9. Pulsar Synchronizing Database: synchronize one Pulsar topic containing multiple tables or multiple topics containing one table each into one Paimon database.

## What is Schema Evolution

Suppose we have a MySQL table named `tableA`, it has three fields: `field_1`, `field_2`, `field_3`. When we want to load
this MySQL table to Paimon, we can do this in Flink SQL, or use [MySqlSyncTableAction](/docs/{{< param Branch >}}/api/java/org/apache/paimon/flink/action/cdc/mysql/MySqlSyncTableAction).

**Flink SQL:**

In Flink SQL, if we change the table schema of the MySQL table after the ingestion, the table schema change will not be synchronized to Paimon.

{{< img src="/img/cdc-ingestion-flinksql.png">}}

**MySqlSyncTableAction:**

In [MySqlSyncTableAction](/docs/{{< param Branch >}}/api/java/org/apache/paimon/flink/action/cdc/mysql/MySqlSyncTableAction),
if we change the table schema of the MySQL table after the ingestion, the table schema change will be synchronized to Paimon,
and the data of `field_4` which is newly added will be synchronized to Paimon too.

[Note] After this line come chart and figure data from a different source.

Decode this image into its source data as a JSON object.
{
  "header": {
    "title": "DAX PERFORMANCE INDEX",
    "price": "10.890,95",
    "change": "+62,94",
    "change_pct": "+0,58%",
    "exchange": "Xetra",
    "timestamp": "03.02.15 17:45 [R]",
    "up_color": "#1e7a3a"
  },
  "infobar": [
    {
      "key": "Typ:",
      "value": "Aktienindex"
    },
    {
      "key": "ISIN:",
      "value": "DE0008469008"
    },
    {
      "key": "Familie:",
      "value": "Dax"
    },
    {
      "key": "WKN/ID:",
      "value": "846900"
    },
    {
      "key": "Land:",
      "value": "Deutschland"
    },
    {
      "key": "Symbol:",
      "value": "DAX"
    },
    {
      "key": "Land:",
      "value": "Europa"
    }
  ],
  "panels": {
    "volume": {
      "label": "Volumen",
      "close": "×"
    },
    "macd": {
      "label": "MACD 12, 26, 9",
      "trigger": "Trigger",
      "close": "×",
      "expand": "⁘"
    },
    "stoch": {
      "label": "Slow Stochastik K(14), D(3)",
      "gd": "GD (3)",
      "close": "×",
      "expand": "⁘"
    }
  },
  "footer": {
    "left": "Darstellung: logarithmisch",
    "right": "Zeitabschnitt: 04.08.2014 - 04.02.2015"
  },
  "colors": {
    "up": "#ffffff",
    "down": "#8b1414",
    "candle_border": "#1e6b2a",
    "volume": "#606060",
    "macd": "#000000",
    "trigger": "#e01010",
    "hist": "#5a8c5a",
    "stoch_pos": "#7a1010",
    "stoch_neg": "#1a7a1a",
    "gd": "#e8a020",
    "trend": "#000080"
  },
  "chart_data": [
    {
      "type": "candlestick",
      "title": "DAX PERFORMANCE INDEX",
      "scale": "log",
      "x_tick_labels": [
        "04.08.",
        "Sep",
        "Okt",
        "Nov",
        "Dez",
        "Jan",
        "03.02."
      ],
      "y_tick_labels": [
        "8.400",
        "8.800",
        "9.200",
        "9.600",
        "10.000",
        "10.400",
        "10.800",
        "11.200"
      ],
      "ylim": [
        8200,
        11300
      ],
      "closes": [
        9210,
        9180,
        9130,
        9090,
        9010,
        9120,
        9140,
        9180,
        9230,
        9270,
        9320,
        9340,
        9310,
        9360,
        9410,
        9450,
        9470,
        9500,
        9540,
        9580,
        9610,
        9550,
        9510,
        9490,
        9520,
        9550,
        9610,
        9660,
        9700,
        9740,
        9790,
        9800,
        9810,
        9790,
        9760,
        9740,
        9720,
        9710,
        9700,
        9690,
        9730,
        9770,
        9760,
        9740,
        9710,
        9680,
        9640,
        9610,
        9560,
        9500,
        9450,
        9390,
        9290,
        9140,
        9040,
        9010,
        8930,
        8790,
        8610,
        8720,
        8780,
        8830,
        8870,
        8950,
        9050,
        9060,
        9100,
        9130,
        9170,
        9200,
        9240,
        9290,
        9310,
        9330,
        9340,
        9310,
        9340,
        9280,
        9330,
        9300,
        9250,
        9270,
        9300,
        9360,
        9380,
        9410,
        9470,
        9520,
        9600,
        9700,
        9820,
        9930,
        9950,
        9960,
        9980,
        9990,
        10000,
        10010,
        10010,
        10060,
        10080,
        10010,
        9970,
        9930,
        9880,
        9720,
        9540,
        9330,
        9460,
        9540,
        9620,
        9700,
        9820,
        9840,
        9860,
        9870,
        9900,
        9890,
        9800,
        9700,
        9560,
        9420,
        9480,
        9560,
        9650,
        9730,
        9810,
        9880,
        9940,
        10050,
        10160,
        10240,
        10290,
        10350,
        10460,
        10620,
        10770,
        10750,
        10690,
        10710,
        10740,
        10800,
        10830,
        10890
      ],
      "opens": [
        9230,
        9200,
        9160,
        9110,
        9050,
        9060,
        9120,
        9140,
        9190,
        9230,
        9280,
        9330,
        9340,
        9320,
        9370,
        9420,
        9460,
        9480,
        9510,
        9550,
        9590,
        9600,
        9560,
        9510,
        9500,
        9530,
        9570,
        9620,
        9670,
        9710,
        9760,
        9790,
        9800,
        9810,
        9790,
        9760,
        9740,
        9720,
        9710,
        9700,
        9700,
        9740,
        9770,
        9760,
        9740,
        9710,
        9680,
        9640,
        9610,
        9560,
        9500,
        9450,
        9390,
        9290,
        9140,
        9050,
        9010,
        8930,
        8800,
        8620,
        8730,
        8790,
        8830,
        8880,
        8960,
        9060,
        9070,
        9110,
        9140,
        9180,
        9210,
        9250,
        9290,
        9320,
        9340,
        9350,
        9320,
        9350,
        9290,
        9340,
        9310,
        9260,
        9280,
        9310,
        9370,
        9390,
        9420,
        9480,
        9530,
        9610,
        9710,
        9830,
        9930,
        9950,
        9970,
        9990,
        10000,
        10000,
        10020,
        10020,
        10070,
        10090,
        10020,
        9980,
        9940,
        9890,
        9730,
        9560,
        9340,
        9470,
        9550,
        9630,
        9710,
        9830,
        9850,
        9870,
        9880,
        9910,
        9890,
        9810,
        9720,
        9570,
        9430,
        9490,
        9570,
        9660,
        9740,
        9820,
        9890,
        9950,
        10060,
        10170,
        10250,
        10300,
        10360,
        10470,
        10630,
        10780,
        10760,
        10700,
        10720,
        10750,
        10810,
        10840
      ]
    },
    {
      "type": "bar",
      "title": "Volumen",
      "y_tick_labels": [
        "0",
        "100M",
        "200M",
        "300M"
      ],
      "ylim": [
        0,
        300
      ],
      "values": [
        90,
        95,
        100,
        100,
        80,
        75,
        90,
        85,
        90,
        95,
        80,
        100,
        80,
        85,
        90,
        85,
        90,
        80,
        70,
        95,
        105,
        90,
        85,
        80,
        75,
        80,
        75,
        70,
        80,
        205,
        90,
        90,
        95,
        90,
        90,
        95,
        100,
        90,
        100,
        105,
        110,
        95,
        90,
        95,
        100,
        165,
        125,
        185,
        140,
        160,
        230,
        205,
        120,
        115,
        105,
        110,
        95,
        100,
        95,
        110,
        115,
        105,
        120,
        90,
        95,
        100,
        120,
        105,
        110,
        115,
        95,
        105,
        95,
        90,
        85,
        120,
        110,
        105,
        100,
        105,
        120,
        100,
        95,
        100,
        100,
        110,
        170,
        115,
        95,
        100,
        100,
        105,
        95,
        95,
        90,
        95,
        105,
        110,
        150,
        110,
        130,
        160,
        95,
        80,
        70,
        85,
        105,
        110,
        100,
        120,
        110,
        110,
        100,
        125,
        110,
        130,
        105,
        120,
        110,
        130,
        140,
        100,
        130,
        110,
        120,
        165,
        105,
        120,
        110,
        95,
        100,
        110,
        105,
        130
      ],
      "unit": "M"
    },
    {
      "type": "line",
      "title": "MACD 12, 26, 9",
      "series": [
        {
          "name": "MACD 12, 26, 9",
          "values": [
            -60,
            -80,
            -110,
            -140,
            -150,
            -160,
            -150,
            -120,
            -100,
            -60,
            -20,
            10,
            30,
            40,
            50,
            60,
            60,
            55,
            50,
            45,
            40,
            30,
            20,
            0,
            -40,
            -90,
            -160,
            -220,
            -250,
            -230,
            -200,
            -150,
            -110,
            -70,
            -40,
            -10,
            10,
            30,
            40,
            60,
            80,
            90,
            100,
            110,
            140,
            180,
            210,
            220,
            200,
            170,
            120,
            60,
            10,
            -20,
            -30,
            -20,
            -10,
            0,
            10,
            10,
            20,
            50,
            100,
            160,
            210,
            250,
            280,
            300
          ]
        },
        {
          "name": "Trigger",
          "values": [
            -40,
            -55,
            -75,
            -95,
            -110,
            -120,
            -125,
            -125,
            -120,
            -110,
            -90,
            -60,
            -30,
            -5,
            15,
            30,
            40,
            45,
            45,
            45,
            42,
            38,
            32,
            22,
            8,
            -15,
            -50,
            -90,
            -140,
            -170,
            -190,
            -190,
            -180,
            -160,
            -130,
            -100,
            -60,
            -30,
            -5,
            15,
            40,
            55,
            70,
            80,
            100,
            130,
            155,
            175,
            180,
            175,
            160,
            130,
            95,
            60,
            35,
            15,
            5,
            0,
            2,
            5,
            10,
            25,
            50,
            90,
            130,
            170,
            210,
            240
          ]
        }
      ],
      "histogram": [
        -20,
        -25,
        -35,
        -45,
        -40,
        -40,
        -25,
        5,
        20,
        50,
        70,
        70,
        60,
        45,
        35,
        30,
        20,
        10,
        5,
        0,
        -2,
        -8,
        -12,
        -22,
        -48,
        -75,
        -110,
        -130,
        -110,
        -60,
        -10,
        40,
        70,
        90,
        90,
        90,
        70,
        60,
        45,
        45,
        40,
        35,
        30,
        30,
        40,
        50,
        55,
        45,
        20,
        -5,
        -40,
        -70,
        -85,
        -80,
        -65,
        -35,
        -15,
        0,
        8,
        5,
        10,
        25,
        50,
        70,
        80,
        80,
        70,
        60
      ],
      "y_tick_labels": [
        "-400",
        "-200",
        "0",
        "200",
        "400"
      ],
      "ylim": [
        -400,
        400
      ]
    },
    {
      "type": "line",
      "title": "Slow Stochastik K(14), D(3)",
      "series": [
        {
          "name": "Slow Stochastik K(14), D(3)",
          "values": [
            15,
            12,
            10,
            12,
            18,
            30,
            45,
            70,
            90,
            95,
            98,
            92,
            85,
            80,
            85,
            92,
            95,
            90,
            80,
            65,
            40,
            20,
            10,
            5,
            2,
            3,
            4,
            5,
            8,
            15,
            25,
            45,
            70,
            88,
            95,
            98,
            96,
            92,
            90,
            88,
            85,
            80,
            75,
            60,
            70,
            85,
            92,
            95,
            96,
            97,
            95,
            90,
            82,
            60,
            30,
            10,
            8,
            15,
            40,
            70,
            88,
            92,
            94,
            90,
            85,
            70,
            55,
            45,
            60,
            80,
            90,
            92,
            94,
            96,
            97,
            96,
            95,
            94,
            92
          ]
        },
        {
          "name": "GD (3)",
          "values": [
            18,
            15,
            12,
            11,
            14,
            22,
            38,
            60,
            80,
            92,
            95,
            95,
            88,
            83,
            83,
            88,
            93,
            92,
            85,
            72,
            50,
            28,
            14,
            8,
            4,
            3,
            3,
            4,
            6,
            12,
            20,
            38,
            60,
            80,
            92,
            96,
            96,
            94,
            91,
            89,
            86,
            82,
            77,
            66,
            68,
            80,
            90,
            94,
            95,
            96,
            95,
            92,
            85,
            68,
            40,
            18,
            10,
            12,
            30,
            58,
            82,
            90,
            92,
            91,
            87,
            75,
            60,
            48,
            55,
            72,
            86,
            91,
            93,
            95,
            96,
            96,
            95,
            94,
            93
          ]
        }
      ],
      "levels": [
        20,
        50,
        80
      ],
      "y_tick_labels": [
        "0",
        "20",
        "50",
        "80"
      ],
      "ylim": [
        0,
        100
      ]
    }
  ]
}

{{< img src="/img/cdc-ingestion-schema-evolution.png">}}

## Schema Change Evolution

Cdc Ingestion supports a limited number of schema changes. Currently, the framework can not rename table, drop columns, so the
behaviors of `RENAME TABLE` and `DROP COLUMN` will be ignored, `RENAME COLUMN` will add a new column. Currently supported schema changes includes:

* Adding columns.

* Altering column types. More specifically,

    * altering from a string type (char, varchar, text) to another string type with longer length,
    * altering from a binary type (binary, varbinary, blob) to another binary type with longer length,
    * altering from an integer type (tinyint, smallint, int, bigint) to another integer type with wider range,
    * altering from a floating-point type (float, double) to another floating-point type with wider range,

  are supported.

## Computed Functions

`--computed_column` are the definitions of computed columns. The argument field is from source table field name. Supported expressions are:

{{< generated/compute_column >}}

## Special Data Type Mapping

1. MySQL TINYINT(1) type will be mapped to Boolean by default. If you want to store number (-128~127) in it like MySQL,
   you can specify type mapping option `tinyint1-not-bool` (Use `--type_mapping`), then the column will be mapped to TINYINT in Paimon table.
2. You can use type mapping option `to-nullable` (Use `--type_mapping`) to ignore all NOT NULL constraints (except primary keys).
3. You can use type mapping option `to-string` (Use `--type_mapping`) to map all MySQL data type to STRING.
4. You can use type mapping option `char-to-string` (Use `--type_mapping`) to map MySQL CHAR(length)/VARCHAR(length) types to STRING.
5. You can use type mapping option `longtext-to-bytes` (Use `--type_mapping`) to map MySQL LONGTEXT types to BYTES.
6. MySQL BIT(1) type will be mapped to Boolean.
7. When using Hive catalog, MySQL TIME type will be mapped to STRING.
8. MySQL BINARY will be mapped to Paimon VARBINARY. This is because the binary value is passed as bytes in binlog, so it
   should be mapped to byte type (BYTES or VARBINARY). We choose VARBINARY because it can retain the length information.

## Setting Custom Job Name

Use `-Dpipeline.name=<job-name>` to set custom synchronization job name.